Jane Austen and Christopher Paolini
I was mildly concerned when I saw a Time review quoted on the back of the book, “like Jane Austen playing Dungeons & Dragons with Eragon’s Christopher Paolini,” but I needn’t have worried. The work was striking and imaginative. The reference to Paolini seems to have been born simply from the story’s inclusion of dragons as characters. The mention of Austen, however, I found pleasantly borne out in Novik’s writing style—in the story’s pacing and emphasis on character development.
Pacing Allows Powerful Writing
The story begins slowly. Readers are introduced to Laurence just after a sea battle, instead of being dropped gracelessly in the middle of the action. Within the first couple pages I found myself thoroughly intrigued by him, and no dragon yet in sight! Novik takes her time reintroducing her readers to a history they vaguely recall as their own. She does not shy away from the hard work of creating an inner consistency of reality within her world, but seamlessly integrates history with fantasy. She not only imagines the Napoleonic Wars being fought on the backs of dragons; she puts in the labor and thought to make such a world believable. She does not seek to blind her reader with drastic actions scenes or exaggeratedly witty humor, but invests them in the vibrant emotions of her characters and the simple beauty of the world we know, as seen through dragon eyes.
“The Potency of the Words, and the Wonder of the Things”

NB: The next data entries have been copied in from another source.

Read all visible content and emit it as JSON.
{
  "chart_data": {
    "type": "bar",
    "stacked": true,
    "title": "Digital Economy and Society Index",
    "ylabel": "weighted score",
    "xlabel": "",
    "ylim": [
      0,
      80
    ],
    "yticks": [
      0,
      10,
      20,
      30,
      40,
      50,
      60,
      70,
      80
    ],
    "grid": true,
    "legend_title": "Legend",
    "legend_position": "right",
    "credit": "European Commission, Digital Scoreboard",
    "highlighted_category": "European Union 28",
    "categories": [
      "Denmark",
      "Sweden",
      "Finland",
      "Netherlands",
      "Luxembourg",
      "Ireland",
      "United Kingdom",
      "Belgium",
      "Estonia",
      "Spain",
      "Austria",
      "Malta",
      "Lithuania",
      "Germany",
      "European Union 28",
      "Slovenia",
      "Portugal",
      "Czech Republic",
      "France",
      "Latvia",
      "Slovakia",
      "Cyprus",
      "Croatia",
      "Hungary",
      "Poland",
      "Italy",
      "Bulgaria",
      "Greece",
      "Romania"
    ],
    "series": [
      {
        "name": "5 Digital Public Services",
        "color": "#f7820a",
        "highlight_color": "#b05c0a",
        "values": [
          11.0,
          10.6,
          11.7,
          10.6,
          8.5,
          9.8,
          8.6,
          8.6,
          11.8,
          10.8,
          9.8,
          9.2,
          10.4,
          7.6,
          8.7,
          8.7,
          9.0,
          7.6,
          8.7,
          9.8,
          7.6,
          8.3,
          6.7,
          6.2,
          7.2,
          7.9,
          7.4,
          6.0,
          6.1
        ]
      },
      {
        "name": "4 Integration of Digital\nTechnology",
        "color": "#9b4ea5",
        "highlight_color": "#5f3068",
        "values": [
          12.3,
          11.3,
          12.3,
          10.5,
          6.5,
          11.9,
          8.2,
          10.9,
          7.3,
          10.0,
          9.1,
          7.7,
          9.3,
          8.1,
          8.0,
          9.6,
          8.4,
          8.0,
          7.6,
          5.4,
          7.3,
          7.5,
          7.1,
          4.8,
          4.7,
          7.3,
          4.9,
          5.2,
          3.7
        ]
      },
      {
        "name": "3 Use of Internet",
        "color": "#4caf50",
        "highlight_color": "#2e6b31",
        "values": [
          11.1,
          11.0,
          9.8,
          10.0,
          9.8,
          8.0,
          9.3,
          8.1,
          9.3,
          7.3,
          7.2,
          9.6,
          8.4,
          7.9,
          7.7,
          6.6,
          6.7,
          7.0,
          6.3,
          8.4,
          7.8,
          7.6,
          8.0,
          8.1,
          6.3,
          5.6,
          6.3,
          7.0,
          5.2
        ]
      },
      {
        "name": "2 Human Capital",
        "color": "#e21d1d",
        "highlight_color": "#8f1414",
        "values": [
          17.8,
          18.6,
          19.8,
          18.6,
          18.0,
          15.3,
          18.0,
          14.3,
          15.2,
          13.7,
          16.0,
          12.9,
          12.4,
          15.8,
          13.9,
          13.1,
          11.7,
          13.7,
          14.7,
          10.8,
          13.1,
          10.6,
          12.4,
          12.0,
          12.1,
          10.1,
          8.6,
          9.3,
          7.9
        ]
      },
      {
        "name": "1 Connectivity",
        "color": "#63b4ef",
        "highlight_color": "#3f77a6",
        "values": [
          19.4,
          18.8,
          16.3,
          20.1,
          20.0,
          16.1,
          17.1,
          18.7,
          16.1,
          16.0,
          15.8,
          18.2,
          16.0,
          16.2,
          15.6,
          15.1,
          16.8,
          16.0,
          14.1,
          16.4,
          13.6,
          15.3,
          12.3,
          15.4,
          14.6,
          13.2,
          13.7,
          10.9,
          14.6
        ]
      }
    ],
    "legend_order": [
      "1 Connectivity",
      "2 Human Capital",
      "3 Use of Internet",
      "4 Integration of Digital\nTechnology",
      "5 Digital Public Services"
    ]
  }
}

J. R. R. Tolkien, in his article “On Fairy-stories,” wrote, “It was in fairy-stories that I first divined the potency of the words, and the wonder of the things, such as stone, and wood, and iron; tree and grass; house and fire; bread and wine” (The Monsters and the Critics 147). Naomi Novik does this with great success. The pacing of her story allows her to bring forth that potency and wonder in the things we already know and blend them with the fascination of the mythical. The result is wonderful art.